By giving test plants a second copy of a specific gene, a group of scientists from various Chinese institutions and a German colleague was able to increase the production of rice by 40%. The group explains their efforts to increase rice yields to fulfill rising food demands in their research that was published in the journal Science in light of the ongoing increase in the world's population.
Scientists all across the world are working to find new ways to increase food production while still using the same amount of arable land. In this new study, the researchers investigated how to increase rice yields by genetically manipulating DNA to induce specific plants to produce more rice grains.
A number of things happened many years ago that led to people farming the plants they have chosen to cultivate. However, research on these plants has revealed that not all of them are equally adept at photosynthesis.
For instance, corn is quite effective but rice is somewhat less so. As a result, researchers have worked to increase the effectiveness of rice's photosynthesis and in some cases have succeeded.
The researchers used a different strategy in this last endeavour. Kelly points out that they started by examining how rice responds to problems like inadequate nutrition. They discovered that when the plants were growing in nitrogen-deficient soil, the expression of the transcription factor OxDREBIC was elevated.

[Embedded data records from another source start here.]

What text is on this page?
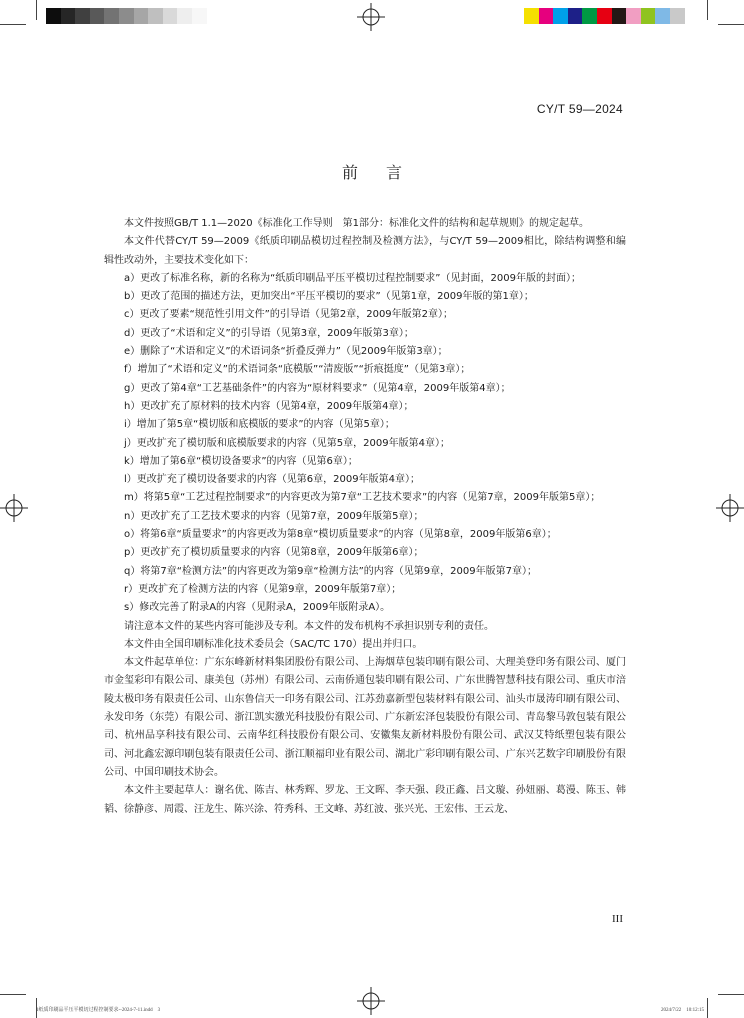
CY/T 59—2024
前言

本文件按照GB/T 1.1—2020《标准化工作导则　第1部分：标准化文件的结构和起草规则》的规定起草。

本文件代替CY/T 59—2009《纸质印刷品模切过程控制及检测方法》，与CY/T 59—2009相比，除结构调整和编辑性改动外，主要技术变化如下：

a）更改了标准名称，新的名称为“纸质印刷品平压平模切过程控制要求”（见封面，2009年版的封面）；

b）更改了范围的描述方法，更加突出“平压平模切的要求”（见第1章，2009年版的第1章）；

c）更改了要素“规范性引用文件”的引导语（见第2章，2009年版第2章）；

d）更改了“术语和定义”的引导语（见第3章，2009年版第3章）；

e）删除了“术语和定义”的术语词条“折叠反弹力”（见2009年版第3章）；

f）增加了“术语和定义”的术语词条“底模版”“清废版”“折痕挺度”（见第3章）；

g）更改了第4章“工艺基础条件”的内容为“原材料要求”（见第4章，2009年版第4章）；

h）更改扩充了原材料的技术内容（见第4章，2009年版第4章）；

i）增加了第5章“模切版和底模版的要求”的内容（见第5章）；

j）更改扩充了模切版和底模版要求的内容（见第5章，2009年版第4章）；

k）增加了第6章“模切设备要求”的内容（见第6章）；

l）更改扩充了模切设备要求的内容（见第6章，2009年版第4章）；

m）将第5章“工艺过程控制要求”的内容更改为第7章“工艺技术要求”的内容（见第7章，2009年版第5章）；

n）更改扩充了工艺技术要求的内容（见第7章，2009年版第5章）；

o）将第6章“质量要求”的内容更改为第8章“模切质量要求”的内容（见第8章，2009年版第6章）；

p）更改扩充了模切质量要求的内容（见第8章，2009年版第6章）；

q）将第7章“检测方法”的内容更改为第9章“检测方法”的内容（见第9章，2009年版第7章）；

r）更改扩充了检测方法的内容（见第9章，2009年版第7章）；

s）修改完善了附录A的内容（见附录A，2009年版附录A）。

请注意本文件的某些内容可能涉及专利。本文件的发布机构不承担识别专利的责任。

本文件由全国印刷标准化技术委员会（SAC/TC 170）提出并归口。

本文件起草单位：广东东峰新材料集团股份有限公司、上海烟草包装印刷有限公司、大理美登印务有限公司、厦门市金玺彩印有限公司、康美包（苏州）有限公司、云南侨通包装印刷有限公司、广东世腾智慧科技有限公司、重庆市涪陵太极印务有限责任公司、山东鲁信天一印务有限公司、江苏劲嘉新型包装材料有限公司、汕头市晟涛印刷有限公司、永发印务（东莞）有限公司、浙江凯实激光科技股份有限公司、广东新宏泽包装股份有限公司、青岛黎马敦包装有限公司、杭州品享科技有限公司、云南华红科技股份有限公司、安徽集友新材料股份有限公司、武汉艾特纸塑包装有限公司、河北鑫宏源印刷包装有限责任公司、浙江顺福印业有限公司、湖北广彩印刷有限公司、广东兴艺数字印刷股份有限公司、中国印刷技术协会。

本文件主要起草人：谢名优、陈吉、林秀辉、罗龙、王文晖、李天强、段正鑫、吕文璇、孙妞丽、葛漫、陈玉、韩韬、徐静彦、周霞、汪龙生、陈兴涂、符秀科、王文峰、苏红波、张兴光、王宏伟、王云龙、

III
1纸质印刷品平压平模切过程控制要求--2024-7-11.indd　3	2024/7/22　10:12:15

They then discovered that by introducing a second copy of a gene from a different plant into the DNA of the plants, they could force them to overexpress OxDREBIC. They discovered that plants with the second copy produced between 12 and 40% more rice than the control group.
Additionally, they discovered that using the same techniques to wheat plants increased yields by up to 10%. Scientists discovered that by improving nitrogen uptake from the soil and hastening to flower, their modified rice plants were able to produce more grain.
The researchers point out that a gene from another plant is not necessary to carry out their methodology, which could lessen opposition to its usage in commercial goods. Instead, they could carry out their procedure just as effectively using alternative gene editing methods.